MS and MPH students in the Industrial Hygiene program must complete a Culminating Experience that most often takes the form of a small research project. PhD students conduct larger research projects that produce a dissertation and manuscripts that are submitted for publication to technical journals. Students may conduct research that is laboratory-based or field-based, or some combination of the two.
The Industrial Hygiene Laboratory, shared by the IH core faculty, occupies 2,500 sq. ft. and is equipped with the latest instrumentation for measurement of gases, vapors, particulate matter, biological aerosols, noise, radiation, and hazardous materials. The lab consists of a large room occupied by a wind tunnel, a filter tester, and two biological safety cabinets; a smaller room with a walk-in exposure chamber and two laboratory hoods; a wet-chemistry laboratory with work benches and another lab hood; and several smaller work, storage, and office spaces. For aerosol research and measurements, the IH Lab has condensation particle counters for measuring nanoparticle concentrations, nephelometers for measuring aerosol mass concentrations, diffusion chargers capable of measuring surface area concentrations, instruments for measuring particle size distributions, samplers for collecting biological aerosols, and numerous gravimetric samplers and cascade impactors. To analyze filter samples, microbalances and microscopes are present. The IH Lab owns equipment for gas and vapor sampling, including direct reading instruments for measuring ammonia and hydrogen sulfide concentrations and concentrations of organic vapors. The lab also has typical industrial hygiene devices such as flow calibrators, sampling and vacuum pumps, Dräger pumps and tubes, noise dosimeters, velometers, manometers, pressure gauges, pitot tubes, and centrifugal fans. Equipment is available for generating different kinds of gases, vapors, and aerosols for experiments.
Nanoparticle Releases During Vehicle Recycling
Workers involved in recycling automobile components may receive harmful exposures to airborne nanoparticles emitted from the nanocomposite parts as they are shredded for recycling. MPH student Jessica Ingraham and Dr. Raynor evaluated particles generated as a granulator shredded nanocomposite test plaques. Performed in conjunction with Argonne National Laboratory and the US Council for Automotive Research, the study suggested that recycling of nanoclay-reinforced plastics is unlikely to generate more airborne nanoparticles than recycling of conventional plastics.

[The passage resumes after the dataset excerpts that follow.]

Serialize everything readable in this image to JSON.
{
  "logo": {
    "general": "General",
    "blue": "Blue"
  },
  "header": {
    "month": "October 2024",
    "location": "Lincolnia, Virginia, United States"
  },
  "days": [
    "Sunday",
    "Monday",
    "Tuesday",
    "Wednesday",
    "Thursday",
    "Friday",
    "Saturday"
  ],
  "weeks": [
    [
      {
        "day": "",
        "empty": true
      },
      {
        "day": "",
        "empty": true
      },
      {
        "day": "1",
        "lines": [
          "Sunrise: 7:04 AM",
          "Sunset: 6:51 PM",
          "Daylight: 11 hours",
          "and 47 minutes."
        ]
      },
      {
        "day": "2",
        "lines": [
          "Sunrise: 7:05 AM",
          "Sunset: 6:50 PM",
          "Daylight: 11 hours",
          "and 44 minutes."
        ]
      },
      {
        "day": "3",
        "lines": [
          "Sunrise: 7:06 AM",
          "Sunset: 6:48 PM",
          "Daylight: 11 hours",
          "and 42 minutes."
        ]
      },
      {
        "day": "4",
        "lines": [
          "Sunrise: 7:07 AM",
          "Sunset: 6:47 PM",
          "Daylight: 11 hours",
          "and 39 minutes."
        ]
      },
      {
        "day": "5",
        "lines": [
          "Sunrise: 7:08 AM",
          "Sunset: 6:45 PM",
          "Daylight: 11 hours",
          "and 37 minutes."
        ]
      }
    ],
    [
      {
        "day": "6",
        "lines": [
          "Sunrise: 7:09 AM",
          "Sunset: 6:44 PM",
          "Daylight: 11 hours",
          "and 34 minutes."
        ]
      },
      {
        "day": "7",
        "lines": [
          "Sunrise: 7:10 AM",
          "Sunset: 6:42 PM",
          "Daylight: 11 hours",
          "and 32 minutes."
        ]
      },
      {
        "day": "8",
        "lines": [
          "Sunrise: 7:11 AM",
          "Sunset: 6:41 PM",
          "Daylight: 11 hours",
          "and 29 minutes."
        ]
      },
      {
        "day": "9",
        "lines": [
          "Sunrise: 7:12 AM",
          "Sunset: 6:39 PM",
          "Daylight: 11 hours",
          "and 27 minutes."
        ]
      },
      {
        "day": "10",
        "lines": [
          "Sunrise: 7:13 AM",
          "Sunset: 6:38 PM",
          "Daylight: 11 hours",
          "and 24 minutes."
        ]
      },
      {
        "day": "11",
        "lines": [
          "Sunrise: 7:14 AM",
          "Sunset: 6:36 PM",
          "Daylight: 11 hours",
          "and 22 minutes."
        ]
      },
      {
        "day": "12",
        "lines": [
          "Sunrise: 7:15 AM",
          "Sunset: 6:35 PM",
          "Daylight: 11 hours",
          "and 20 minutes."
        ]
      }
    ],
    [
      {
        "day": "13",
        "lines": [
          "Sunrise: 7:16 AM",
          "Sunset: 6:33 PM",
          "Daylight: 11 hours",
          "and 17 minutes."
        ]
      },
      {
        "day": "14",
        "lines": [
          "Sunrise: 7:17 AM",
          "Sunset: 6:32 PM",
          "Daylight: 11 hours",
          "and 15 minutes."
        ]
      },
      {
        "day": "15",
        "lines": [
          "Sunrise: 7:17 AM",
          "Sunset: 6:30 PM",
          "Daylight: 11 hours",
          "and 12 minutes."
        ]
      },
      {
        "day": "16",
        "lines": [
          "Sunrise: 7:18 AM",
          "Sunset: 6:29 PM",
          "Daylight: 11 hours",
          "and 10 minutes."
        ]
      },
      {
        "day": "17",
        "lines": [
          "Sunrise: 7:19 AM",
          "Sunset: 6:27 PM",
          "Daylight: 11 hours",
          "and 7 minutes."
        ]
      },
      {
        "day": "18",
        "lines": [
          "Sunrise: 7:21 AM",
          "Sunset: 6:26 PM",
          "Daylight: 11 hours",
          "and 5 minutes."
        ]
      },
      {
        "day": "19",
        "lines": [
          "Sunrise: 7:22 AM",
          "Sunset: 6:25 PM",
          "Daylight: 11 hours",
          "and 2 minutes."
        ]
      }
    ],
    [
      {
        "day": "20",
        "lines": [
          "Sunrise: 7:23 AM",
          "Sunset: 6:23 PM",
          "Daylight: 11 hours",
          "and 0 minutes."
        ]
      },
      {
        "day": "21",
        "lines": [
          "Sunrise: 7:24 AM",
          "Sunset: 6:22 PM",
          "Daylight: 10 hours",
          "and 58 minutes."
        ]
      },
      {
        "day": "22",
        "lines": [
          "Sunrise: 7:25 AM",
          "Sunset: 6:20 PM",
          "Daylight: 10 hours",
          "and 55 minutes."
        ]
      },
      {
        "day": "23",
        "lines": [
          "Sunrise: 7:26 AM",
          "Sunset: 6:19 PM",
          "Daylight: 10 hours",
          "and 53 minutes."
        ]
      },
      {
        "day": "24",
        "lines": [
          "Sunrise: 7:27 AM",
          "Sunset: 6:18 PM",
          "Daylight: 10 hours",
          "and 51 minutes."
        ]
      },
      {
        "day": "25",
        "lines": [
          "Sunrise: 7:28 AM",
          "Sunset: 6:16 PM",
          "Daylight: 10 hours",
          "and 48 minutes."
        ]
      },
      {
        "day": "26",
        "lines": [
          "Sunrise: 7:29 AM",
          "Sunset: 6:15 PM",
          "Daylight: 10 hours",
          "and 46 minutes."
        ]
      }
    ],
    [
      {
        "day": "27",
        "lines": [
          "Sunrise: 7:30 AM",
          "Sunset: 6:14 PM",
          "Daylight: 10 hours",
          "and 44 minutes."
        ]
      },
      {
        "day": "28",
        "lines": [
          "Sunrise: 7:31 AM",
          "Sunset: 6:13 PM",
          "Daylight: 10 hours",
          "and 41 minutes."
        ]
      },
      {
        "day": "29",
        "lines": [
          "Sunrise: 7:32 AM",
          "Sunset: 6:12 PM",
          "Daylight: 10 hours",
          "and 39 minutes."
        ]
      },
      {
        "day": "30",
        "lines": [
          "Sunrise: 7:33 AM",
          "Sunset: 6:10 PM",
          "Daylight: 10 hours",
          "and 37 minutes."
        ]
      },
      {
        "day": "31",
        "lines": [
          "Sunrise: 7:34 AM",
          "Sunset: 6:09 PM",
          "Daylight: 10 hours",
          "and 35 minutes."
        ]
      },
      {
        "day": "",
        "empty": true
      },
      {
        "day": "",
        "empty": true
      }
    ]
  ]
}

Evaluating Measures to Reduce Exposure to Mouse Urine Protein
MS students Joe Hexum and Ning Lee and MPH student Rebecca Burton worked with Drs. Ramachandran and Raynor on projects to understand how to control exposures to airborne mouse urine protein (MUP) among workers who transfer research mice between cages and dump bedding from dirty cages. Exposures to MUP can lead to severe allergic reactions. This work indicated that biosafety cabinets and clean benches are not sufficiently protective for workers during cage changing, and respiratory protection should be required for animal care staff even while using biosafety cabinets.
Exposure Assessment in the Taconite Industry
PhD students Jooyeon Hwang and Tran Huynh and Drs. Ramachandran and Raynor measured worker exposures to elongated mineral particles (EMPs), respirable dust, and silica in six taconite mines in northern Minnesota. The results are being used for an epidemiological study of mesothelioma, lung cancer, and silicosis in taconite workers.
Comparison of Emissions between Self-Generated Vacuum and Conventional Sanding Systems
MPH student David Liverseed and Dr. Raynor conducted research at 3M Company to understand the differences in particle emissions between a conventional random orbital sanding system and a self-generated vacuum random orbital sanding system with an attached particle filtration bag. Particle concentrations were measured for each system in a controlled test chamber. Depending on the substrate being sanded, concentrations were between 300 and almost 5000 times greater for the conventional system than the vacuum sanding system.
Assessing Inhalation Exposures of Clean-up Workers During the BP Oil Spill
PhD student Tran Huynh and Dr. Ramachandran developed new statistical methods to analyze the inhalation exposures to several volatile organic chemicals including total hydrocarbons (THCs) and BTEX chemicals (benzene, toluene, ethylbenzene, and xylene) among oil spill clean-up workers. The results are being used in an epidemiological study being conducted by federal government researchers. The methods are also useful for analyzing data below limits of detection.